JD e Margaret se ne vanno, mentre Donnelly viene a tenermi compagnia. «Hai visto Jake?» mi domanda. «L’idraulico di Scunthorpe. È uscito ieri sera con Dracula. Laggiù.» Fa un cenno verso il biliardo.

Jake sta giocando. Chino sopra il panno verde, prende la mira per un colpo, il bicchiere di birra sul bordo. Al suo fianco Dracula, rutilante come sempre, gli enormi occhi con il mascara, un’aderente gonna viola con lustrini rosso scuro e i seni che prorompono dalla camicetta. Jake tira, vam, palla in buca. Si rialza, sorride. Dracula applaude festante.

«Tipo simpatico» dice Donnelly. «E ha trovato una buona compagna. Dracula è un tipo tenero, quando impari ad apprezzarla. Non una cacciatrice di denaro come altre che conosco. È questo che si scopre con i ladyboys. Persone suscettibili, ma piene di sentimento. Loro cercano amore.»
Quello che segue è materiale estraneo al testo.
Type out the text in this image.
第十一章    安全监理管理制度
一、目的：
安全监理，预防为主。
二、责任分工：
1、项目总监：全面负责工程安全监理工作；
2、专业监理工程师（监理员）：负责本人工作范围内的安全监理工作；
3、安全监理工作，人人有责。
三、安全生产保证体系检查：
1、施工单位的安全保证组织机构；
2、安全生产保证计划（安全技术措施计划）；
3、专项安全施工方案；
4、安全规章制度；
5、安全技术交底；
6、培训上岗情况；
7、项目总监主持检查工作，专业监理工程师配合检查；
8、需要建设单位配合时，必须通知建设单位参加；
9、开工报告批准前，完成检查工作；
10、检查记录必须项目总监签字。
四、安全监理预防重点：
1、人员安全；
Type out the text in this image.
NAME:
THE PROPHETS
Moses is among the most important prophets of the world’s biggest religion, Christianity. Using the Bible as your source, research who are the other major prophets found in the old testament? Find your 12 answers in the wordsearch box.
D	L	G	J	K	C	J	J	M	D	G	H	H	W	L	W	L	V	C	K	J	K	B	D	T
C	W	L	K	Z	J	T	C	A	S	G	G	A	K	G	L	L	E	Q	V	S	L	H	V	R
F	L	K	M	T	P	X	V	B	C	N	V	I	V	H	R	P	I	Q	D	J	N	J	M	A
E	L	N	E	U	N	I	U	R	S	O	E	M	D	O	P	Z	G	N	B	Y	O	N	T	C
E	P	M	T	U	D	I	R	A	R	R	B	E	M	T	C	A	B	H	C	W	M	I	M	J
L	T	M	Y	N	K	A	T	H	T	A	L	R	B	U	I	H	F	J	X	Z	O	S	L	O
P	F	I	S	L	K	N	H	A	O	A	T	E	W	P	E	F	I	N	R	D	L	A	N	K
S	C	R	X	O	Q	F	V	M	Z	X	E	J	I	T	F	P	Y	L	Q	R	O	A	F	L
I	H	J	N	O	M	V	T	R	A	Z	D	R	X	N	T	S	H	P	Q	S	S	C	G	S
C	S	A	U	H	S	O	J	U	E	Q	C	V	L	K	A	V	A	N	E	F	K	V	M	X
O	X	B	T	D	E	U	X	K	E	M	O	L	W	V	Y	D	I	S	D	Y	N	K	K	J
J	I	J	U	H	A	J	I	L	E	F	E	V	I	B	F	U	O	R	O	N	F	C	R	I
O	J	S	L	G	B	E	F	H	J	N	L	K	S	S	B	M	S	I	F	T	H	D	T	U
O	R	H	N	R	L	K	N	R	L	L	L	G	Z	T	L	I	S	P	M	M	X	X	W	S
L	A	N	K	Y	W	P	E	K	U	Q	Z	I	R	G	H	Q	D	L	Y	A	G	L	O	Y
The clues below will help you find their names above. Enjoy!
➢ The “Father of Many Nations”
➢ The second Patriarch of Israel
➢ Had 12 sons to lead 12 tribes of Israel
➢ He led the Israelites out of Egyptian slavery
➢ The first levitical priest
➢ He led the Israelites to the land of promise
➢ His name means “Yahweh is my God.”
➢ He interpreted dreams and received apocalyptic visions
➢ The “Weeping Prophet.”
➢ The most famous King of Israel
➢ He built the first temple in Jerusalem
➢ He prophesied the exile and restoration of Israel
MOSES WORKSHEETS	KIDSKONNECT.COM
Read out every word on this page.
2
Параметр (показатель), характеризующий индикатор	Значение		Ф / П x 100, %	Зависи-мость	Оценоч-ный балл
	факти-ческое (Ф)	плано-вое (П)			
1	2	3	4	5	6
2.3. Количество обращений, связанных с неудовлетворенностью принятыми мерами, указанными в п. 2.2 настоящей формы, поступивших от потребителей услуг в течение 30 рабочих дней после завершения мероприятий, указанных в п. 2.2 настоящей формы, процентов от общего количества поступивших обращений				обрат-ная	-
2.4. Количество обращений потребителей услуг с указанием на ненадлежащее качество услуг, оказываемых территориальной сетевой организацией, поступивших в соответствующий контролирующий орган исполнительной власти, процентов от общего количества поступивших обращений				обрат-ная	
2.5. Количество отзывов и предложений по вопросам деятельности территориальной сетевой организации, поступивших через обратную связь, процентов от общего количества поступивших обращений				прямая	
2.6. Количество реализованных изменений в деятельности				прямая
«Come va la raccolta per Foggy?»

Donnelly sorride, grattandosi il pugnale confitto nel cuore e il serto di rose che ha sull’avambraccio sinistro. «Al bacio, proprio al bacio. Domani mattina vengo da te sul presto.»

«Meglio un po’ più tardi. Devo andare a trovare una persona fuori città a quell’ora.»